"Well, it is funny anyhow."
When I delve in my memory, I bring now forgotten incidents to light, which were hitherto valueless to a sceptic whose mind had been sterilised by the study of the exact sciences. Thus I remember the morning of my first wedding day. It was a winter Sunday, peculiarly quiet and unnaturally solemn for me who was preparing to quit an impure bachelor life and to settle down by the domestic hearth with the woman I loved. I felt I should like to take my breakfast, the last in my bachelor life, quite alone, and with this object I went down to an underground café in a low street. It was a basement-room lit with gas. After ordering breakfast, I noticed that I was being watched by a number of men who were sitting, obviously in a state of intoxication, round their bottles, since the previous evening. They looked spectrally pale, uncouth, shabby; they were hoarse-voiced and disgusting, after a night spent in debauchery. Among the company I recognised two friends of my youth, who had so come down in the world that they had neither house nor home nor occupation, notorious good-for-nothings, not far from committing some crime. It was not pride which made me shrink from renewing the acquaintanceship; it was the fear of a relapse in the mire, the dislike of finding myself placed back in my past,—for I had gone through a similar stage. At last, when the comparatively soberest of them, chosen as an envoy, stood up in order to approach my table, I was seized with terror. Firmly resolved to deny my identity if necessary, I fix my eyes on my assailant, and without my knowing how it happened he remained standing for a moment before my table, and then with a silly expression, which I can never forget, he makes an apology and returns to his place. He had been prepared to swear that it was I, and yet he did not recognise me.
Then they began to discuss my alibi.
"It is he certainly."
"Yes, the Devil take me, it is!" I quit the place filled with shame at myself and pity for the poor fellows, but in the depth of my heart glad at having escaped such a hateful existence.
Escaped!
Apart from the moral aspect of the question the strange fact remains, that one can so alter one's physiognomy as to be irrecognisable by an old acquaintance whom one meets and I salutes all through the year in the street.
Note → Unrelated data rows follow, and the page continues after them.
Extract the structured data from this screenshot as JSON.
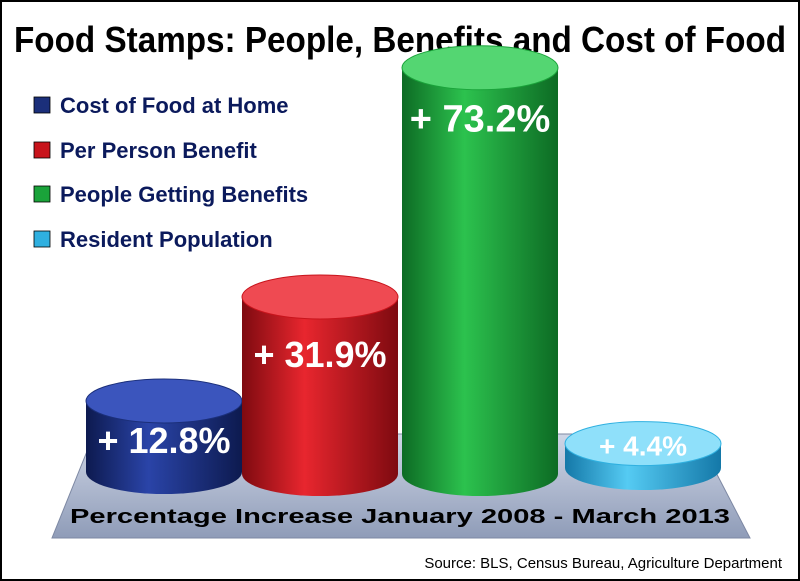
{
  "chart_data": {
    "type": "bar",
    "title": "Food Stamps: People, Benefits and Cost of Food",
    "categories": [
      "Cost of Food at Home",
      "Per Person Benefit",
      "People Getting Benefits",
      "Resident Population"
    ],
    "values": [
      12.8,
      31.9,
      73.2,
      4.4
    ],
    "value_labels": [
      "+ 12.8%",
      "+ 31.9%",
      "+ 73.2%",
      "+ 4.4%"
    ],
    "colors": [
      "#1b2f7a",
      "#c8141c",
      "#1aa33a",
      "#2fb0e0"
    ],
    "xlabel": "Percentage Increase  January 2008 - March 2013",
    "ylabel": "",
    "ylim": [
      0,
      80
    ],
    "grid": false,
    "legend": "top-left",
    "source": "Source:  BLS, Census Bureau, Agriculture Department"
  }
}
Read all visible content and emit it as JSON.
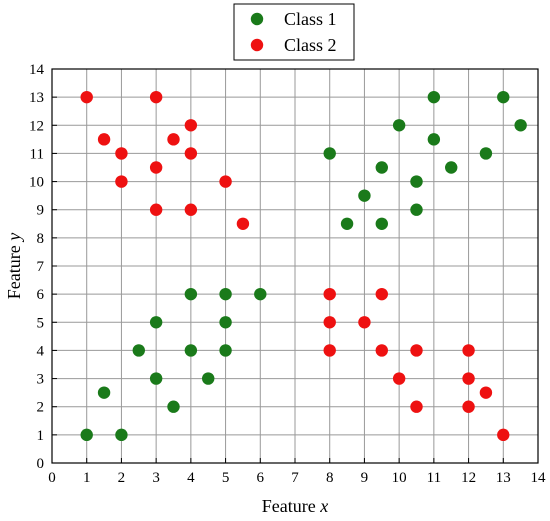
{
  "chart_data": {
    "type": "scatter",
    "title": "",
    "xlabel_main": "Feature ",
    "xlabel_var": "x",
    "ylabel_main": "Feature ",
    "ylabel_var": "y",
    "xlim": [
      0,
      14
    ],
    "ylim": [
      0,
      14
    ],
    "xticks": [
      0,
      1,
      2,
      3,
      4,
      5,
      6,
      7,
      8,
      9,
      10,
      11,
      12,
      13,
      14
    ],
    "yticks": [
      0,
      1,
      2,
      3,
      4,
      5,
      6,
      7,
      8,
      9,
      10,
      11,
      12,
      13,
      14
    ],
    "grid": true,
    "legend_placement": "top-center-outside",
    "series": [
      {
        "name": "Class 1",
        "color": "#1a7a1a",
        "points": [
          [
            1,
            1
          ],
          [
            2,
            1
          ],
          [
            1.5,
            2.5
          ],
          [
            3.5,
            2
          ],
          [
            3,
            3
          ],
          [
            4.5,
            3
          ],
          [
            2.5,
            4
          ],
          [
            4,
            4
          ],
          [
            5,
            4
          ],
          [
            3,
            5
          ],
          [
            5,
            5
          ],
          [
            4,
            6
          ],
          [
            5,
            6
          ],
          [
            6,
            6
          ],
          [
            8,
            11
          ],
          [
            8.5,
            8.5
          ],
          [
            9,
            9.5
          ],
          [
            9.5,
            8.5
          ],
          [
            9.5,
            10.5
          ],
          [
            10,
            12
          ],
          [
            10.5,
            10
          ],
          [
            10.5,
            9
          ],
          [
            11,
            13
          ],
          [
            11,
            11.5
          ],
          [
            11.5,
            10.5
          ],
          [
            12.5,
            11
          ],
          [
            13,
            13
          ],
          [
            13.5,
            12
          ]
        ]
      },
      {
        "name": "Class 2",
        "color": "#ee1111",
        "points": [
          [
            1,
            13
          ],
          [
            3,
            13
          ],
          [
            1.5,
            11.5
          ],
          [
            2,
            11
          ],
          [
            2,
            10
          ],
          [
            3,
            10.5
          ],
          [
            3,
            9
          ],
          [
            3.5,
            11.5
          ],
          [
            4,
            12
          ],
          [
            4,
            11
          ],
          [
            4,
            9
          ],
          [
            5,
            10
          ],
          [
            5.5,
            8.5
          ],
          [
            8,
            6
          ],
          [
            8,
            5
          ],
          [
            8,
            4
          ],
          [
            9,
            5
          ],
          [
            9.5,
            6
          ],
          [
            9.5,
            4
          ],
          [
            10,
            3
          ],
          [
            10.5,
            4
          ],
          [
            10.5,
            2
          ],
          [
            12,
            4
          ],
          [
            12,
            3
          ],
          [
            12,
            2
          ],
          [
            12.5,
            2.5
          ],
          [
            13,
            1
          ]
        ]
      }
    ]
  }
}
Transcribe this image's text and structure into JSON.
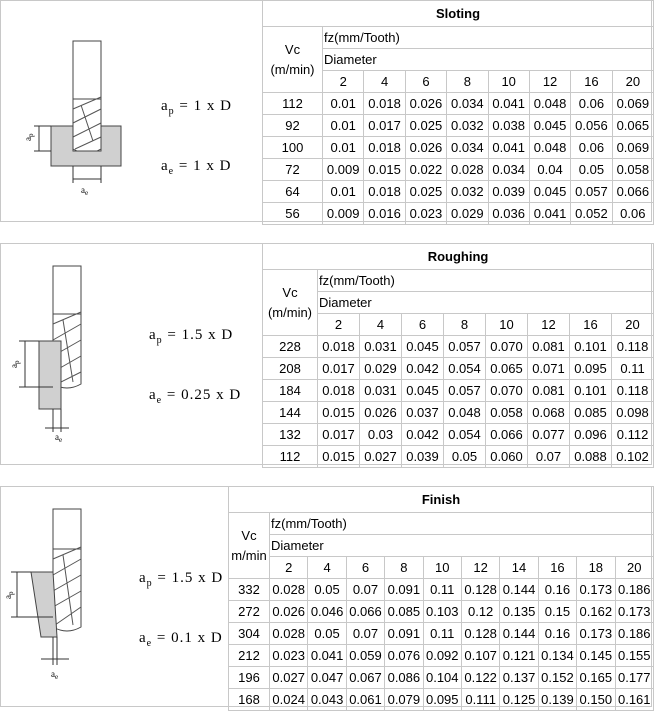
{
  "sections": [
    {
      "title": "Sloting",
      "formula": {
        "ap": {
          "symbol": "a",
          "sub": "p",
          "expr": " = 1 x D"
        },
        "ae": {
          "symbol": "a",
          "sub": "e",
          "expr": " = 1 x D"
        }
      },
      "diagram_labels": {
        "ap": {
          "symbol": "a",
          "sub": "p"
        },
        "ae": {
          "symbol": "a",
          "sub": "e"
        }
      },
      "table": {
        "vc_header": "Vc",
        "vc_unit": "(m/min)",
        "fz_header": "fz(mm/Tooth)",
        "diameter_header": "Diameter",
        "diameters": [
          "2",
          "4",
          "6",
          "8",
          "10",
          "12",
          "16",
          "20"
        ],
        "rows": [
          {
            "vc": "112",
            "fz": [
              "0.01",
              "0.018",
              "0.026",
              "0.034",
              "0.041",
              "0.048",
              "0.06",
              "0.069"
            ]
          },
          {
            "vc": "92",
            "fz": [
              "0.01",
              "0.017",
              "0.025",
              "0.032",
              "0.038",
              "0.045",
              "0.056",
              "0.065"
            ]
          },
          {
            "vc": "100",
            "fz": [
              "0.01",
              "0.018",
              "0.026",
              "0.034",
              "0.041",
              "0.048",
              "0.06",
              "0.069"
            ]
          },
          {
            "vc": "72",
            "fz": [
              "0.009",
              "0.015",
              "0.022",
              "0.028",
              "0.034",
              "0.04",
              "0.05",
              "0.058"
            ]
          },
          {
            "vc": "64",
            "fz": [
              "0.01",
              "0.018",
              "0.025",
              "0.032",
              "0.039",
              "0.045",
              "0.057",
              "0.066"
            ]
          },
          {
            "vc": "56",
            "fz": [
              "0.009",
              "0.016",
              "0.023",
              "0.029",
              "0.036",
              "0.041",
              "0.052",
              "0.06"
            ]
          }
        ]
      }
    },
    {
      "title": "Roughing",
      "formula": {
        "ap": {
          "symbol": "a",
          "sub": "p",
          "expr": " = 1.5 x D"
        },
        "ae": {
          "symbol": "a",
          "sub": "e",
          "expr": " = 0.25 x D"
        }
      },
      "diagram_labels": {
        "ap": {
          "symbol": "a",
          "sub": "p"
        },
        "ae": {
          "symbol": "a",
          "sub": "e"
        }
      },
      "table": {
        "vc_header": "Vc",
        "vc_unit": "(m/min)",
        "fz_header": "fz(mm/Tooth)",
        "diameter_header": "Diameter",
        "diameters": [
          "2",
          "4",
          "6",
          "8",
          "10",
          "12",
          "16",
          "20"
        ],
        "rows": [
          {
            "vc": "228",
            "fz": [
              "0.018",
              "0.031",
              "0.045",
              "0.057",
              "0.070",
              "0.081",
              "0.101",
              "0.118"
            ]
          },
          {
            "vc": "208",
            "fz": [
              "0.017",
              "0.029",
              "0.042",
              "0.054",
              "0.065",
              "0.071",
              "0.095",
              "0.11"
            ]
          },
          {
            "vc": "184",
            "fz": [
              "0.018",
              "0.031",
              "0.045",
              "0.057",
              "0.070",
              "0.081",
              "0.101",
              "0.118"
            ]
          },
          {
            "vc": "144",
            "fz": [
              "0.015",
              "0.026",
              "0.037",
              "0.048",
              "0.058",
              "0.068",
              "0.085",
              "0.098"
            ]
          },
          {
            "vc": "132",
            "fz": [
              "0.017",
              "0.03",
              "0.042",
              "0.054",
              "0.066",
              "0.077",
              "0.096",
              "0.112"
            ]
          },
          {
            "vc": "112",
            "fz": [
              "0.015",
              "0.027",
              "0.039",
              "0.05",
              "0.060",
              "0.07",
              "0.088",
              "0.102"
            ]
          }
        ]
      }
    },
    {
      "title": "Finish",
      "formula": {
        "ap": {
          "symbol": "a",
          "sub": "p",
          "expr": " = 1.5 x D"
        },
        "ae": {
          "symbol": "a",
          "sub": "e",
          "expr": " = 0.1 x D"
        }
      },
      "diagram_labels": {
        "ap": {
          "symbol": "a",
          "sub": "p"
        },
        "ae": {
          "symbol": "a",
          "sub": "e"
        }
      },
      "table": {
        "vc_header": "Vc",
        "vc_unit": "m/min",
        "fz_header": "fz(mm/Tooth)",
        "diameter_header": "Diameter",
        "diameters": [
          "2",
          "4",
          "6",
          "8",
          "10",
          "12",
          "14",
          "16",
          "18",
          "20"
        ],
        "rows": [
          {
            "vc": "332",
            "fz": [
              "0.028",
              "0.05",
              "0.07",
              "0.091",
              "0.11",
              "0.128",
              "0.144",
              "0.16",
              "0.173",
              "0.186"
            ]
          },
          {
            "vc": "272",
            "fz": [
              "0.026",
              "0.046",
              "0.066",
              "0.085",
              "0.103",
              "0.12",
              "0.135",
              "0.15",
              "0.162",
              "0.173"
            ]
          },
          {
            "vc": "304",
            "fz": [
              "0.028",
              "0.05",
              "0.07",
              "0.091",
              "0.11",
              "0.128",
              "0.144",
              "0.16",
              "0.173",
              "0.186"
            ]
          },
          {
            "vc": "212",
            "fz": [
              "0.023",
              "0.041",
              "0.059",
              "0.076",
              "0.092",
              "0.107",
              "0.121",
              "0.134",
              "0.145",
              "0.155"
            ]
          },
          {
            "vc": "196",
            "fz": [
              "0.027",
              "0.047",
              "0.067",
              "0.086",
              "0.104",
              "0.122",
              "0.137",
              "0.152",
              "0.165",
              "0.177"
            ]
          },
          {
            "vc": "168",
            "fz": [
              "0.024",
              "0.043",
              "0.061",
              "0.079",
              "0.095",
              "0.111",
              "0.125",
              "0.139",
              "0.150",
              "0.161"
            ]
          }
        ]
      }
    }
  ]
}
In earlier times I used to go hunting alone, without a dog and often without a rifle. I wandered about at haphazard (it was in Denmark), and once as I was standing in a glade a fox jumped up suddenly beside me. He looked me in the face, in full sunlight, at a distance of about twenty steps. I stood motionless, and the fox continued to search the ground hunting for mice. I stooped to pick up a stone. Then it was his turn to make himself invisible, for he vanished in an instant without my seeing how he did so. When I searched the ground, I found there no trace of a fox-hole, and not even a bush behind which he might have hidden. He had vanished without the help of his legs.
Here and there in the marshy meadows on the banks of the Danube herons often build their nests, and they are extremely shy birds.